Speed-up of Iterative Real-Time Optimization by Estimating the Steady States in the Transient Phase using Nonlinear System Identification

Abstract

Iterative Real-Time Optimization (RTO) has gained increasing attention in the context of model-based optimization of the operating points of chemical plants in the presence of plant-model mismatch. In all iterative RTO schemes, it is necessary to wait until the plant has reached a steady-state to obtain the required information on plant performance and constraint satisfaction which leads to slow convergence in the case of processes with slow dynamics. It has recently been proposed to use a linear black-box model that is identified online to predict the steady-state values of the plant during the transient between different stationary operating points; these values are then employed in the modifier adaptation with quadratic approximation to drive the process to its optimum (Gao et al., 2016).
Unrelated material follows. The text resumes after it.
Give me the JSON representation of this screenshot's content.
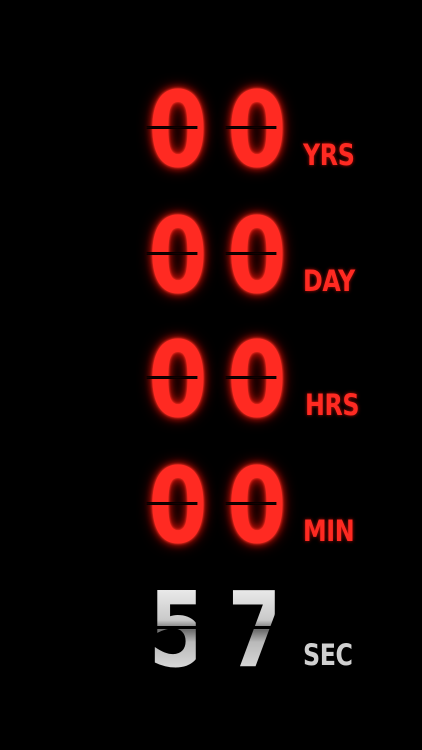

In this contribution, this idea is extended by integrating nonlinear system identification into iterative RTO. Specifically, a Nonlinear Output Error (NOE) model is proposed to describe the dynamics of the process, thus providing a faster prediction of the steady-state of the plant. A robust scheme for the estimation of the model parameters is proposed. The performance of the strategy is illustrated by simulation studies of a continuous stirred-tank reactor. By means of the proposed methodology a fast convergence to the plant optimum can be achieved despite plant-model mismatches.